Unter der Bezeichnung Typ 64 beziehungsweise Typ 60K10 entwickelt und baut die „Dr. Ing. h.c. F. Porsche KG“ im Frühjahr drei Rennsport-Coupés für das im September des Jahres geplante Langstreckenrennen Berlin-Rom. Mit einer Stromlinienkarosserie aus Aluminium sowie einem modifizierten VW-Boxermotor mit 50 PS erreicht der „Berlin-Rom-Wagen“ eine Spitzengeschwindigkeit von 145 km/h. Als der Kriegsbeginn die Austragung des Rennens verhindert, nutzt das Konstruktionsbüro Porsche die fertig gestellten Rennsportwagen als schnelle Reisefahrzeuge, die Durchschnittsgeschwindigkeiten von über 130 km/h erreichen.

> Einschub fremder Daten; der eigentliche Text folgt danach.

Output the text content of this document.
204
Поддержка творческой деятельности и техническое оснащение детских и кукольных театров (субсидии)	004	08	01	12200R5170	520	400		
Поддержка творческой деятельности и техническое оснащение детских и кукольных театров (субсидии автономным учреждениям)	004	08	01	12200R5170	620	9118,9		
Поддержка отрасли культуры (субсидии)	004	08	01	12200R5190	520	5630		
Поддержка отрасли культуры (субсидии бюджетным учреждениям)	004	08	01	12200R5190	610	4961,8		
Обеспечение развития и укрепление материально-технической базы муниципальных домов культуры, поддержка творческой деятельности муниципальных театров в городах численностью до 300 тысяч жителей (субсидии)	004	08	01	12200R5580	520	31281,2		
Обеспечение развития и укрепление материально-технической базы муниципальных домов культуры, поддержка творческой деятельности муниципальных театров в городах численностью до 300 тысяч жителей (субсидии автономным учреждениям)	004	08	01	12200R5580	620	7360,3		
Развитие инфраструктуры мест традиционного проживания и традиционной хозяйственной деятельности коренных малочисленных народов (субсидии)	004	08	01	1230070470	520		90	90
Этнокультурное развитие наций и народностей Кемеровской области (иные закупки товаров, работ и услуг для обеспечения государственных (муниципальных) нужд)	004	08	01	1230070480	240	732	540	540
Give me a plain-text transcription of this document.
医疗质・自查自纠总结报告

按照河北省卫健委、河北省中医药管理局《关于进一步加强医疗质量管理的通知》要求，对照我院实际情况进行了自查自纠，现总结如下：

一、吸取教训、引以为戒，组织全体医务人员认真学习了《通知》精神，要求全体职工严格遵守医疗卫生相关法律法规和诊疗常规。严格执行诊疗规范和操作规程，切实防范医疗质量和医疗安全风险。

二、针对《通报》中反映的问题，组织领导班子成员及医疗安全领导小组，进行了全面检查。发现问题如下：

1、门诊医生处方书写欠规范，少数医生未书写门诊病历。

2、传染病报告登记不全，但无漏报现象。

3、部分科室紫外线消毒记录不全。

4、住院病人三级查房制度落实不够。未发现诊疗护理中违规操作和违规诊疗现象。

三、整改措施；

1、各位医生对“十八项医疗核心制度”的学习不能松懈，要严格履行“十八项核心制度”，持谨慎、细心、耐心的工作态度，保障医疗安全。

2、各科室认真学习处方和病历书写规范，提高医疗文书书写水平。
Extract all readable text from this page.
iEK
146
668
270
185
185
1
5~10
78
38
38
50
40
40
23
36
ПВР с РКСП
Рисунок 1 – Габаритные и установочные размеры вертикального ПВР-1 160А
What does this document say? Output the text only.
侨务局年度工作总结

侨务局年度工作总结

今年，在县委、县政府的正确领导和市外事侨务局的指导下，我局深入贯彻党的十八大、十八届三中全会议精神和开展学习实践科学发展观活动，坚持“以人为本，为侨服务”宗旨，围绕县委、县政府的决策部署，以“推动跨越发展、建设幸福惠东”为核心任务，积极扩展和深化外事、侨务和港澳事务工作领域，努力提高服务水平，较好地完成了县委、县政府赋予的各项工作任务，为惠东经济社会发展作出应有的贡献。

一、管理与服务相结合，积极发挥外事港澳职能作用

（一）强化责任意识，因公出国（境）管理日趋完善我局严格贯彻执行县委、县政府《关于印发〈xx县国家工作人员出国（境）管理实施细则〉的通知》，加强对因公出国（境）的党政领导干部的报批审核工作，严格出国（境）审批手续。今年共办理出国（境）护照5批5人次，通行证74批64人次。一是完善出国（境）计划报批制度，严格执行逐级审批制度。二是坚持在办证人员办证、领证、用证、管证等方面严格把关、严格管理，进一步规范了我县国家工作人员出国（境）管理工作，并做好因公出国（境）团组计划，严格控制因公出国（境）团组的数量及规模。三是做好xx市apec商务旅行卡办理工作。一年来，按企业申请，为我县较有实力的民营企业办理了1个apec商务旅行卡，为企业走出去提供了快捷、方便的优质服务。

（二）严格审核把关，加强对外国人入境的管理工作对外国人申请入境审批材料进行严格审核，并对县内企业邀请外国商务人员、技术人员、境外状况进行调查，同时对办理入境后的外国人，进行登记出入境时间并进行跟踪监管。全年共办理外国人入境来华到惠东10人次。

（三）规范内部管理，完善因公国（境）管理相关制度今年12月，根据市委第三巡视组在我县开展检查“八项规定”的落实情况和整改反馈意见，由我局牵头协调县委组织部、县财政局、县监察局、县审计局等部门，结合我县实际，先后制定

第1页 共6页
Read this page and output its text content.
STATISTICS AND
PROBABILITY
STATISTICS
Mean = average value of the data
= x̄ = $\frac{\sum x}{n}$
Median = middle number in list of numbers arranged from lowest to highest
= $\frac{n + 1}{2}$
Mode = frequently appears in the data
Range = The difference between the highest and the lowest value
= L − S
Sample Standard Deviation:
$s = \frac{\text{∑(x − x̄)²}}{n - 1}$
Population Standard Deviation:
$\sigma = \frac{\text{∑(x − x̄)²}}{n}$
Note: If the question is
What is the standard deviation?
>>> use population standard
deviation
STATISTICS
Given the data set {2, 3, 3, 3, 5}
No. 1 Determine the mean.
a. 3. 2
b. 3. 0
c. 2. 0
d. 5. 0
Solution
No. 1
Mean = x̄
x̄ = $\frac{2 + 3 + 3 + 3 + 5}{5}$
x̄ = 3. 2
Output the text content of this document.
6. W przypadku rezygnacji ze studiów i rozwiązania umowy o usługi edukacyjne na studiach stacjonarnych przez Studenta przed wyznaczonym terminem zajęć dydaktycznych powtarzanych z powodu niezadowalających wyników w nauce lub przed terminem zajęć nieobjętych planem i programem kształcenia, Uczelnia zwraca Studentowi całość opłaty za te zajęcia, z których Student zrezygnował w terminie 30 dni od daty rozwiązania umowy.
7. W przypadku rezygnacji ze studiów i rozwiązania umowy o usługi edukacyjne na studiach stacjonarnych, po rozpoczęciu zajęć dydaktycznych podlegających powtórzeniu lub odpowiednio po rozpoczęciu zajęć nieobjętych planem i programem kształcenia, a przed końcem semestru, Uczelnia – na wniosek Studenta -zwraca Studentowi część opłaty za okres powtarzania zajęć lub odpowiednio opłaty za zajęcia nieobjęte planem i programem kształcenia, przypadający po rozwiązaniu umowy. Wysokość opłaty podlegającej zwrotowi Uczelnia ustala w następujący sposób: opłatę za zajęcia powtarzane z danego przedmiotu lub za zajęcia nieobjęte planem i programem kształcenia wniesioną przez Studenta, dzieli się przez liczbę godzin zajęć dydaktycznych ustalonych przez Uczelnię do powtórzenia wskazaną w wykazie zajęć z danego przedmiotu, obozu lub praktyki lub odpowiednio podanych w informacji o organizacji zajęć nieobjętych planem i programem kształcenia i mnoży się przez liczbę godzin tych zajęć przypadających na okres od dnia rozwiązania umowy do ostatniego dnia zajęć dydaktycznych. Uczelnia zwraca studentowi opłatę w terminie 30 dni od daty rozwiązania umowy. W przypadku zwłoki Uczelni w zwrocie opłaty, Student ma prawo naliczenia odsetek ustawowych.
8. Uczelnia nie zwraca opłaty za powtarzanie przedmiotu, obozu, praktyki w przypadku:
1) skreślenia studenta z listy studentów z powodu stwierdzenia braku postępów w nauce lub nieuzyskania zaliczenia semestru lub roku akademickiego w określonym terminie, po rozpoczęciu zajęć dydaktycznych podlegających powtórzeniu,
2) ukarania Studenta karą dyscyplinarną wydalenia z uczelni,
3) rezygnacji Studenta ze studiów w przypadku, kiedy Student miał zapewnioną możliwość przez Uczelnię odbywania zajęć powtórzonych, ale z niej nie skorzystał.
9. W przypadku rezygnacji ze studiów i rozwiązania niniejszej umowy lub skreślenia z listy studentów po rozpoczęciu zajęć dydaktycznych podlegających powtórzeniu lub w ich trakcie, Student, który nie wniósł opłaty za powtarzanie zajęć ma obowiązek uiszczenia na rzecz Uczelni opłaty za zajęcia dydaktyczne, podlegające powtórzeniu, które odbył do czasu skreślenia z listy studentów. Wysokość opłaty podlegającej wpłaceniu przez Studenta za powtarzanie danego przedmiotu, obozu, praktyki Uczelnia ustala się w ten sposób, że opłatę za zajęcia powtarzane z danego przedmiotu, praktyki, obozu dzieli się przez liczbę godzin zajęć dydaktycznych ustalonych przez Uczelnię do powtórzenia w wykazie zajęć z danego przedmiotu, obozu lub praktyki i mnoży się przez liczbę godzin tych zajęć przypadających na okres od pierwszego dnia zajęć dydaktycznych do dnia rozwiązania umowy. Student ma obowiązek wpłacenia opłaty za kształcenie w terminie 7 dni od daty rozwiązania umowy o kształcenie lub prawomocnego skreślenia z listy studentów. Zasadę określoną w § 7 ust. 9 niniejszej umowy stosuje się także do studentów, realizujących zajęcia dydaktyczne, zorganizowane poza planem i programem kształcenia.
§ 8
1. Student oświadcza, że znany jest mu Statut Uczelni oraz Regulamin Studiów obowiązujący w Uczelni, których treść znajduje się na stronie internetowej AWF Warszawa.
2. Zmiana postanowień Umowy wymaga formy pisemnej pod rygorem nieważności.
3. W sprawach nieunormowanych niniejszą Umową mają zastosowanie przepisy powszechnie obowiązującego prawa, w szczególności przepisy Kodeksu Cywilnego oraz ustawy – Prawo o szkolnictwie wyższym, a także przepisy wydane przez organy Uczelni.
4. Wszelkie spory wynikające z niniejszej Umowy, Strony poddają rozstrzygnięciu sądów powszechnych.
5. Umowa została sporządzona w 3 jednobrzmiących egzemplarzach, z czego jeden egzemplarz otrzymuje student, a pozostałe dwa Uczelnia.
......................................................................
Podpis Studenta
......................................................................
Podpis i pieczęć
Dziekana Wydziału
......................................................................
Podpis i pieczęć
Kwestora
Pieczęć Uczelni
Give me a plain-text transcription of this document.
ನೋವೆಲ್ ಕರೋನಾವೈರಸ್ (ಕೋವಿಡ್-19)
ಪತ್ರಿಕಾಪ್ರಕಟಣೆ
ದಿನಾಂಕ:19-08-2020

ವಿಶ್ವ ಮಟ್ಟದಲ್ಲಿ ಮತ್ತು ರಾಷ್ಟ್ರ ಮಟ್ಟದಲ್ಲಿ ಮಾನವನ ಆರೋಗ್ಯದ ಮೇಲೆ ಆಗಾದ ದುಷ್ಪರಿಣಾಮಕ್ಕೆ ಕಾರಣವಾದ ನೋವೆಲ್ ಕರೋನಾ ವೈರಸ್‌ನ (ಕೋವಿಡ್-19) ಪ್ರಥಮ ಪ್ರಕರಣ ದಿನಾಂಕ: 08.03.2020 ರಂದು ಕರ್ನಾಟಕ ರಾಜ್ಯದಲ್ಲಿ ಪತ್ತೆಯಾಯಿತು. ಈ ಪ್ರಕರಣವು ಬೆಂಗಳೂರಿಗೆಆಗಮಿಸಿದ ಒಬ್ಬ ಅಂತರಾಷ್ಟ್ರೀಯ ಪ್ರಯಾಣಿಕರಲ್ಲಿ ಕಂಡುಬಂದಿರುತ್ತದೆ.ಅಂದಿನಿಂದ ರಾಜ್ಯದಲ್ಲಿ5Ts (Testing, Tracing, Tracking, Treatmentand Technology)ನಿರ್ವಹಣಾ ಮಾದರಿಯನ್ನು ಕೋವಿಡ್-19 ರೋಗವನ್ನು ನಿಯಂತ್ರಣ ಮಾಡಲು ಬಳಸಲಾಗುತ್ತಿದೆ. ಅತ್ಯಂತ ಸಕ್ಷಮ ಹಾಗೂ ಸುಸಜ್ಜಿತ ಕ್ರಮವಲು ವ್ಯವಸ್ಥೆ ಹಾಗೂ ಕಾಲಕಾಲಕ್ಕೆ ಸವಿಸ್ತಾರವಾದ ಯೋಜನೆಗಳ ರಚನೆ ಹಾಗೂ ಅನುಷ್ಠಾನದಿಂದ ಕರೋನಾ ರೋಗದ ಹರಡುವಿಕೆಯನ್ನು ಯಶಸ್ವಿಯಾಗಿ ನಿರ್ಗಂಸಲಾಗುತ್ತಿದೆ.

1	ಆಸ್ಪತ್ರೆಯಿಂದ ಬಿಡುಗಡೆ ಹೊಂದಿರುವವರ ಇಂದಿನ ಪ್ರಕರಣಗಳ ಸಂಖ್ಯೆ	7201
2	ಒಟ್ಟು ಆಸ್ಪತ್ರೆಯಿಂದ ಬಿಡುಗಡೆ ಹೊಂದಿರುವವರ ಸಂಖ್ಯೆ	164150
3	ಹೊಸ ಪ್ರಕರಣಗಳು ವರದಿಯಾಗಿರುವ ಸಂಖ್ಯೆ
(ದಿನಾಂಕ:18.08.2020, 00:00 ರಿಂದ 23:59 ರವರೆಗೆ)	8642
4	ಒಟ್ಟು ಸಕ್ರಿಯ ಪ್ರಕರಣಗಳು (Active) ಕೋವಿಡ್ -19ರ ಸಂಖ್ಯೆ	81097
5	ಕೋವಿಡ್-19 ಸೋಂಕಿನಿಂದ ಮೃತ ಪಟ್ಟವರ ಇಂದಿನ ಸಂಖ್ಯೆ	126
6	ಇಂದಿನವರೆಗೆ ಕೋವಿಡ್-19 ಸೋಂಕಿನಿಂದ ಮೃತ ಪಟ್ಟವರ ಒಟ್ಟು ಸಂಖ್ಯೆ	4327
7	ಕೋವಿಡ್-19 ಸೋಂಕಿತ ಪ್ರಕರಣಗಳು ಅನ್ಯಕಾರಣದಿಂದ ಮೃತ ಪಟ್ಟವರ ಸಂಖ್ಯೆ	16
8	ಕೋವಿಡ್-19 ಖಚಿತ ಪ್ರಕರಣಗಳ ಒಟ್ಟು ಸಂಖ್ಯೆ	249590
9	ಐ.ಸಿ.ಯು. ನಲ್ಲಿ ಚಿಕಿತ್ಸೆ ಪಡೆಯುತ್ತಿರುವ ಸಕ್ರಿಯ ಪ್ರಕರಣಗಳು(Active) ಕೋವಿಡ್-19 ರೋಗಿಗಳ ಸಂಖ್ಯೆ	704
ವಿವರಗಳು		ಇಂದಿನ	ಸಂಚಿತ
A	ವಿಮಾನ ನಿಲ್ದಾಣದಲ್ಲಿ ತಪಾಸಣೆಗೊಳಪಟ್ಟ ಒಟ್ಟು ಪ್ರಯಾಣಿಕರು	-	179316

Auf der Grundlage des im Februar auf der Berliner Automobilausstellung präsentierten „KdF-Wagens“ werden im Verlauf des Jahres weitere Fahrzeugtypen zur militärischen Nutzung vorbereitet. Neben dem Typ 81 „VW-Kastenwagen“ entwickelt die Porsche KG den Typ 62 „KdF-Gelände-Fahrzeug“, den als „VW-Kübelwagen“ bekannt gewordenen Typ 82 sowie den mit Allradantrieb ausgestatteten Typ 87.

Der luftgekühlte VW-Motor dient neben dem Fahrzeugantrieb auch als Stationärmotor (Typ 120), der für verschiedene Einsatzzwecke mit Magnet- sowie Batteriezündung konzipiert wird.

Anfang Dezember erhält das Porsche-Konstruktionsbüro vom Heeres-Waffenamt den ersten Auftrag zur Entwicklung eines mittelschweren Kampfpanzers. Die Konstruktion des Typ 100 „Leopard“, für dessen benzin-elektrischen Mischantrieb zwei luftgekühlte V10-Dieselmotoren vorgesehen sind, wird im April 1941 abgeschlossen. Da Ende Mai 1941 jedoch ein schwererer Panzer benötigt wird, werden alle weiteren Arbeiten am Typ 100 vorzeitig eingestellt.